The major group of the morbidity came from combat related cases, which could be due to the assumption that it was a ‘trauma in trauma’, an ongoing situation, which was traumatising over majority of the times. Although the prevalence in the natural disaster group was least but it was still high over a baseline average and formed a significant proportion.
PTSD was the commonest individual diagnosis in our study 24.47% (N = 140). Studies have shown PTSD prevalence after disaster from as high as 72% to as low as 8%. However, these were done immediately or within a few months after the disaster. Bockszczanin et al. found that 18% of children to be suffering from PTSD 2.5 years after a flood in Poland (Bokszczanin, 2007). Yule noted that 15% of adolescents had symptoms of PTSD seven years after the incident of war in Bosnia (Yule, 2000). An earlier study reported a prevalence of 18.51% one year after trauma in the same region (Margoob & Ahmad, 2006). Thus our result of 24.47% is in trend with the previous results from the area, although we are first time studying the effects of a long time.
The observed higher prevalence of PTSD in females was also reported by Hoven et al. who found higher rates of PTSD and other anxiety disorders in females after the attack on World Trade Centre (Hoven et al., 2005). Similar reports regarding gender variation were seen in other studies elsewhere (Swenson et al., 1996).

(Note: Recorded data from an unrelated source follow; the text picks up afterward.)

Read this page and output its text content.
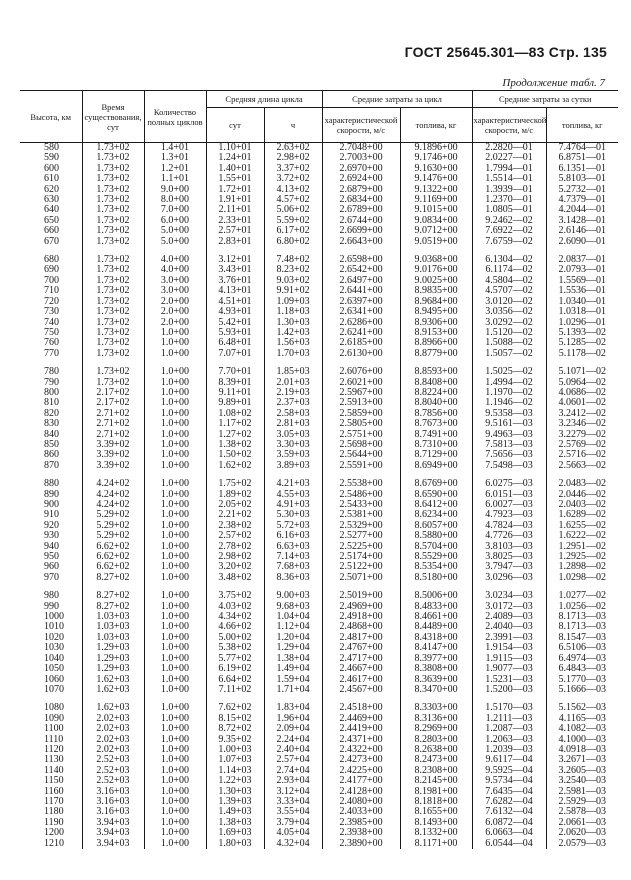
ГОСТ 25645.301—83 Стр. 135
Продолжение табл. 7
Высота, км	Время существования, сут	Количество полных циклов	Средняя длина цикла		Средние затраты за цикл		Средние затраты за сутки	
			сут	ч	характеристической скорости, м/с	топлива, кг	характеристической скорости, м/с	топлива, кг
580	1.73+02	1.4+01	1.10+01	2.63+02	2.7048+00	9.1896+00	2.2820—01	7.4764—01
590	1.73+02	1.3+01	1.24+01	2.98+02	2.7003+00	9.1746+00	2.0227—01	6.8751—01
600	1.73+02	1.2+01	1.40+01	3.37+02	2.6970+00	9.1630+00	1.7994—01	6.1351—01
610	1.73+02	1.1+01	1.55+01	3.72+02	2.6924+00	9.1476+00	1.5514—01	5.8103—01
620	1.73+02	9.0+00	1.72+01	4.13+02	2.6879+00	9.1322+00	1.3939—01	5.2732—01
630	1.73+02	8.0+00	1.91+01	4.57+02	2.6834+00	9.1169+00	1.2370—01	4.7379—01
640	1.73+02	7.0+00	2.11+01	5.06+02	2.6789+00	9.1015+00	1.0805—01	4.2044—01
650	1.73+02	6.0+00	2.33+01	5.59+02	2.6744+00	9.0834+00	9.2462—02	3.1428—01
660	1.73+02	5.0+00	2.57+01	6.17+02	2.6699+00	9.0712+00	7.6922—02	2.6146—01
670	1.73+02	5.0+00	2.83+01	6.80+02	2.6643+00	9.0519+00	7.6759—02	2.6090—01

680	1.73+02	4.0+00	3.12+01	7.48+02	2.6598+00	9.0368+00	6.1304—02	2.0837—01
690	1.73+02	4.0+00	3.43+01	8.23+02	2.6542+00	9.0176+00	6.1174—02	2.0793—01
700	1.73+02	3.0+00	3.76+01	9.03+02	2.6497+00	9.0025+00	4.5804—02	1.5569—01
710	1.73+02	3.0+00	4.13+01	9.91+02	2.6441+00	8.9835+00	4.5707—02	1.5536—01
720	1.73+02	2.0+00	4.51+01	1.09+03	2.6397+00	8.9684+00	3.0120—02	1.0340—01
730	1.73+02	2.0+00	4.93+01	1.18+03	2.6341+00	8.9495+00	3.0356—02	1.0318—01
740	1.73+02	2.0+00	5.42+01	1.30+03	2.6286+00	8.9306+00	3.0292—02	1.0296—01
750	1.73+02	1.0+00	5.93+01	1.42+03	2.6241+00	8.9153+00	1.5120—02	5.1393—02
760	1.73+02	1.0+00	6.48+01	1.56+03	2.6185+00	8.8966+00	1.5088—02	5.1285—02
770	1.73+02	1.0+00	7.07+01	1.70+03	2.6130+00	8.8779+00	1.5057—02	5.1178—02

780	1.73+02	1.0+00	7.70+01	1.85+03	2.6076+00	8.8593+00	1.5025—02	5.1071—02
790	1.73+02	1.0+00	8.39+01	2.01+03	2.6021+00	8.8408+00	1.4994—02	5.0964—02
800	2.17+02	1.0+00	9.11+01	2.19+03	2.5967+00	8.8224+00	1.1970—02	4.0686—02
810	2.17+02	1.0+00	9.89+01	2.37+03	2.5913+00	8.8040+00	1.1946—02	4.0601—02
820	2.71+02	1.0+00	1.08+02	2.58+03	2.5859+00	8.7856+00	9.5358—03	3.2412—02
830	2.71+02	1.0+00	1.17+02	2.81+03	2.5805+00	8.7673+00	9.5161—03	3.2346—02
840	2.71+02	1.0+00	1.27+02	3.05+03	2.5751+00	8.7491+00	9.4963—03	3.2279—02
850	3.39+02	1.0+00	1.38+02	3.30+03	2.5698+00	8.7310+00	7.5813—03	2.5769—02
860	3.39+02	1.0+00	1.50+02	3.59+03	2.5644+00	8.7129+00	7.5656—03	2.5716—02
870	3.39+02	1.0+00	1.62+02	3.89+03	2.5591+00	8.6949+00	7.5498—03	2.5663—02

880	4.24+02	1.0+00	1.75+02	4.21+03	2.5538+00	8.6769+00	6.0275—03	2.0483—02
890	4.24+02	1.0+00	1.89+02	4.55+03	2.5486+00	8.6590+00	6.0151—03	2.0446—02
900	4.24+02	1.0+00	2.05+02	4.91+03	2.5433+00	8.6412+00	6.0027—03	2.0403—02
910	5.29+02	1.0+00	2.21+02	5.30+03	2.5381+00	8.6234+00	4.7923—03	1.6289—02
920	5.29+02	1.0+00	2.38+02	5.72+03	2.5329+00	8.6057+00	4.7824—03	1.6255—02
930	5.29+02	1.0+00	2.57+02	6.16+03	2.5277+00	8.5880+00	4.7726—03	1.6222—02
940	6.62+02	1.0+00	2.78+02	6.63+03	2.5225+00	8.5704+00	3.8103—03	1.2951—02
950	6.62+02	1.0+00	2.98+02	7.14+03	2.5174+00	8.5529+00	3.8025—03	1.2925—02
960	6.62+02	1.0+00	3.20+02	7.68+03	2.5122+00	8.5354+00	3.7947—03	1.2898—02
970	8.27+02	1.0+00	3.48+02	8.36+03	2.5071+00	8.5180+00	3.0296—03	1.0298—02

980	8.27+02	1.0+00	3.75+02	9.00+03	2.5019+00	8.5006+00	3.0234—03	1.0277—02
990	8.27+02	1.0+00	4.03+02	9.68+03	2.4969+00	8.4833+00	3.0172—03	1.0256—02
1000	1.03+03	1.0+00	4.34+02	1.04+04	2.4918+00	8.4661+00	2.4089—03	8.1713—03
1010	1.03+03	1.0+00	4.66+02	1.12+04	2.4868+00	8.4489+00	2.4040—03	8.1713—03
1020	1.03+03	1.0+00	5.00+02	1.20+04	2.4817+00	8.4318+00	2.3991—03	8.1547—03
1030	1.29+03	1.0+00	5.38+02	1.29+04	2.4767+00	8.4147+00	1.9154—03	6.5106—03
1040	1.29+03	1.0+00	5.77+02	1.38+04	2.4717+00	8.3977+00	1.9115—03	6.4974—03
1050	1.29+03	1.0+00	6.19+02	1.49+04	2.4667+00	8.3808+00	1.9077—03	6.4843—03
1060	1.62+03	1.0+00	6.64+02	1.59+04	2.4617+00	8.3639+00	1.5231—03	5.1770—03
1070	1.62+03	1.0+00	7.11+02	1.71+04	2.4567+00	8.3470+00	1.5200—03	5.1666—03

1080	1.62+03	1.0+00	7.62+02	1.83+04	2.4518+00	8.3303+00	1.5170—03	5.1562—03
1090	2.02+03	1.0+00	8.15+02	1.96+04	2.4469+00	8.3136+00	1.2111—03	4.1165—03
1100	2.02+03	1.0+00	8.72+02	2.09+04	2.4419+00	8.2969+00	1.2087—03	4.1082—03
1110	2.02+03	1.0+00	9.35+02	2.24+04	2.4371+00	8.2803+00	1.2063—03	4.1000—03
1120	2.02+03	1.0+00	1.00+03	2.40+04	2.4322+00	8.2638+00	1.2039—03	4.0918—03
1130	2.52+03	1.0+00	1.07+03	2.57+04	2.4273+00	8.2473+00	9.6117—04	3.2671—03
1140	2.52+03	1.0+00	1.14+03	2.74+04	2.4225+00	8.2308+00	9.5925—04	3.2605—03
1150	2.52+03	1.0+00	1.22+03	2.93+04	2.4177+00	8.2145+00	9.5734—04	3.2540—03
1160	3.16+03	1.0+00	1.30+03	3.12+04	2.4128+00	8.1981+00	7.6435—04	2.5981—03
1170	3.16+03	1.0+00	1.39+03	3.33+04	2.4080+00	8.1818+00	7.6282—04	2.5929—03
1180	3.16+03	1.0+00	1.49+03	3.55+04	2.4033+00	8.1655+00	7.6132—04	2.5878—03
1190	3.94+03	1.0+00	1.38+03	3.79+04	2.3985+00	8.1493+00	6.0872—04	2.0661—03
1200	3.94+03	1.0+00	1.69+03	4.05+04	2.3938+00	8.1332+00	6.0663—04	2.0620—03
1210	3.94+03	1.0+00	1.80+03	4.32+04	2.3890+00	8.1171+00	6.0544—04	2.0579—03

Most of these cases were of chronic PTSD. We also found that acute onset PTSD was more common in the sample population and peritraumatic dissociation and amnesia was also common. These could perhaps serve as the predictors of chronicity. However more severe symptoms were seen in cases where the onset of symptoms was protracted or delayed, perhaps the reason being ‘not giving a vent to the feelings’ in the commoner terms. Sleep disturbances, avoidance, difficulty concentrating were the commonest symptom clusters of these patients, which has also been earlier reported (Norris, 2002).
MDD formed the second major individual diagnosis after PTSD, 15.38% (N = 88). Depression is known to occur with increase frequency subsequent to trauma. Kar, Bastia and Catani et al. found the prevalence of 13.5%, 17.6% and 19.6% in their studies respectively which was similar to our findings, the only factor being that these studies were conducted immediately after the trauma (Math et al., 2008; Kar & Bastia, 2006; Catani et al., 2008).
Post-trauma morbidity may be significantly chronic in nature and may need screening. MDD and PTSD form the majority of the morbidities present. Both MDD and PTSD may develop very late after the traumatic event. Post-trauma sequelae need to be recognized in our population in view of having a high prevalence of trauma and the mental health professionals and others need to be sensitised towards the same.
In prospect, we emphasize the need for further large scale, well controlled, prospective studies for longitudinal follow-up of traumatic experiences. There is also a need to study the personality changes post trauma as this may reveal different results than in western societies.
Competing interests: The authors declare that they have no competing interest.